According to Internet World Statistics, approximately 25 percent of world population has regular broadband access to the Internet (Shelly, Napier, & Rivers, 2009, p. 45). This fast growing segment offers three main connection types which bring multiple benefits like interactive communication, online learning, and even the ability to monitor the security of one’s own home twenty-four hours a day.
Pros and Cons of Cable, DSL, and Satellite Internet
As Shelly, Napier, and Rivers (2009) commented, cable broadband connection is one of the easiest, inexpensive, and most popular types of internet access (p. 61). It works through a coax cable of a digital cable provider, and is capable of connecting a user to the internet at 128K to upload information and 400k per second to download information. Multiple upstreams when sending data is the major advantage of cable broadband, but unfortunately the more people share the network the slower it gets.
Digital subscriber link (DSL) connection type uses a special modem and a phone line for internet access. In comparison to cable connection, DSL is faster – about 400 to 650K per second or faster (Shelly, Napier, & Rivers, 2009, p. 76). It is more reliable than cable internet, but is often unavailable everywhere.

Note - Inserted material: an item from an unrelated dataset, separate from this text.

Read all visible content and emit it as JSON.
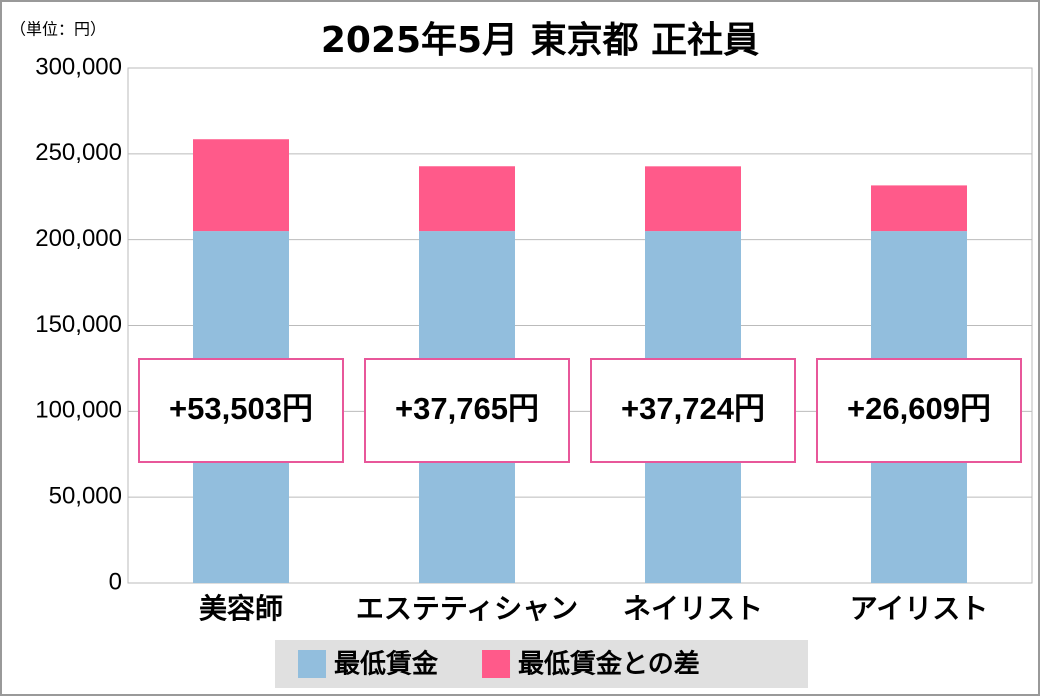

The third type of broadband connection type is satellite. Its main drawback is its high price, but due to its availability it presents a good opportunity for people residing in rural areas. Its speed is also around 600k per second or higher because of the low number of users sharing the network, but satellite internet is very expensive and on average costs 600 dollars a month. In addition, weather conditions usually influence connection quality making it unreliable (Shelly, Napier, & Rivers, 2009, p. 145).
In conclusion, it is important to highlight that contemporary technologies provide various options of broadband connection for any kind of user. Cable and DSL is suitable for those who cannot or do not want to spend much money, DSL is better for those who value reliability and speed, while satellite is an option for rural people, who have fewer choices, and can only use satellite connection.
Shelly, G. B., Napier, H. A., & Rivers, O. N. (2009). Discovering the Internet: Brief Concepts and Techniques. (3d ed.). Course Technology.